If you apply per-increment output will be 1.

Answer 4

Because you've used a postfix ++ operator, which means it's evaluated after the assignment. So first x = x is evaluated, so x stays as 0, and then x++ is evaluated, but the result is not assigned to anything.

You could use the prefix ++ operator to achieve your desired result: x = ++x;

From the docs:

The increment/decrement operators can be applied before (prefix) or after (postfix) the operand. The code result++; and ++result; will both end in result being incremented by one. The only difference is that the prefix version (++result) evaluates to the incremented value, whereas the postfix version (result++) evaluates to the original value.

Answer 5

x++ returns zero and then increments x. The assignment x = x++ sets x (after it has been incremented) to the return value of x++, which was 0.

Answer 6

because ++ after is add after the program runs. you can fix it by the following two ways

class T {
    public static void main(String args[]) {
        int x = 0;
        x = ++x;
        System.out.println(x);
    }
}

or

class T {
    public static void main(String args[]) {
        int x = 0;
        x += 1;
        System.out.println(x);
    }
}

Answer 7

It's because x++ effectively means, "use the value stored in x and then increment it". If you want to increment the value before you use it, do ++x instead.

Answer 8

I don't now that it will make a difference in the output, but you don't need the import and you can change:

x = x++;

to:

x++;

Answer 9

Showing example of post increment with regular increment, as previous answerers said:

class T { 
    public static void main(String args[]) { 
        for (int i = 0; i < 6; i++) {
          int x = 0; 
          x = x+1+i; 
          System.out.println(x); 
        }
    } 
} 

Answer 10

The first result of this search is this link.
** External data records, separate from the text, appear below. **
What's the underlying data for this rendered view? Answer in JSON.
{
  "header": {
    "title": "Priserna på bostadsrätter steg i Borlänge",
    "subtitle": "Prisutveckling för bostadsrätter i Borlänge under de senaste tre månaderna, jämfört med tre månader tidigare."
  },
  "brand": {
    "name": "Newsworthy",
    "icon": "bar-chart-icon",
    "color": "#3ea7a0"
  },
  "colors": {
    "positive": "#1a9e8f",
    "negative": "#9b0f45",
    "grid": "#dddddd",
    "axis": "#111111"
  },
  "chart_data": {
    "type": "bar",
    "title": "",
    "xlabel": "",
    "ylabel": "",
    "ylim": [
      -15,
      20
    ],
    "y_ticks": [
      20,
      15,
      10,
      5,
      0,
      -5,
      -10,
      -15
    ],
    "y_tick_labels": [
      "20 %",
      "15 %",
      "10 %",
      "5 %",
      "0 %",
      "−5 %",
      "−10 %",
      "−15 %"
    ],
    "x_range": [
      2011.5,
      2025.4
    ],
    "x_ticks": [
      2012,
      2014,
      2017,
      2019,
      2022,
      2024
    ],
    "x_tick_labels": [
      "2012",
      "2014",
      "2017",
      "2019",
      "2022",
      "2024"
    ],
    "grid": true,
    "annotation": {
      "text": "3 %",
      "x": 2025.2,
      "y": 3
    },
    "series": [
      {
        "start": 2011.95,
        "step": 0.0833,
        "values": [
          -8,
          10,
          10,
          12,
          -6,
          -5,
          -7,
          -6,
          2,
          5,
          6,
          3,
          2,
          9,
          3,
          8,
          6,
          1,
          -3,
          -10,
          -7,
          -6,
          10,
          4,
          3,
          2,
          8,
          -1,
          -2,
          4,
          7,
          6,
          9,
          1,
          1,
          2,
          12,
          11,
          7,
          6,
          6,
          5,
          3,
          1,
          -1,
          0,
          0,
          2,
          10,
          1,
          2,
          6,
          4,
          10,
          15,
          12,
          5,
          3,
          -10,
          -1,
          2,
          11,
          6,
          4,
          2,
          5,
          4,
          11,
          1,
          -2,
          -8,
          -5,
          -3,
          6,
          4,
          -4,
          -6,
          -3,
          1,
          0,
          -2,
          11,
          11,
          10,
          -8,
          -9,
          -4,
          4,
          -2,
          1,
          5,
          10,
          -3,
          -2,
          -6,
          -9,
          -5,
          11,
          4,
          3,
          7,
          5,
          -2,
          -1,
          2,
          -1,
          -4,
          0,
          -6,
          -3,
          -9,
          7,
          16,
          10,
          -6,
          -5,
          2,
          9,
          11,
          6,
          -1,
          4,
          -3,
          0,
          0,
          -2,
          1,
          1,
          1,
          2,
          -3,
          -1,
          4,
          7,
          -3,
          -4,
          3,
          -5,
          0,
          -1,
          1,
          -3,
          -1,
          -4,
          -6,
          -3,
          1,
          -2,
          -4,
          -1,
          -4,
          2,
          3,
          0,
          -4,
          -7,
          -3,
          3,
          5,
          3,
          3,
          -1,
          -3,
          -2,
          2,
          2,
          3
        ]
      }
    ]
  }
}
The reason it behaves as observed is because of the interaction between the operator precedence and the odd "return value" of the ++ operator. The postfix increment happens first (see your favorite copy of the operator precedence chart); but postfix, by definition, returns the previous value of the variable. So that "return value" is not "original x plus one", but instead just "original x" (x, at this point, actually contains the incremented value). This returned value is then assigned to x, which overwrites what the ++ did in the first place. IOW, in the expression x=x++, the incremented value is lost, overwritten by the assignment that happens last.

Google is your friend! :)

Answer 11

Explanation of what you are doing:

class T {
    public static void main(String args[]) {
        int x = 0; // x is zero
        x = x++;  // assign x to be x (which is 0). 
                 //  then increment a non-existant variable by 1
        System.out.println(x); //print 0
    }
}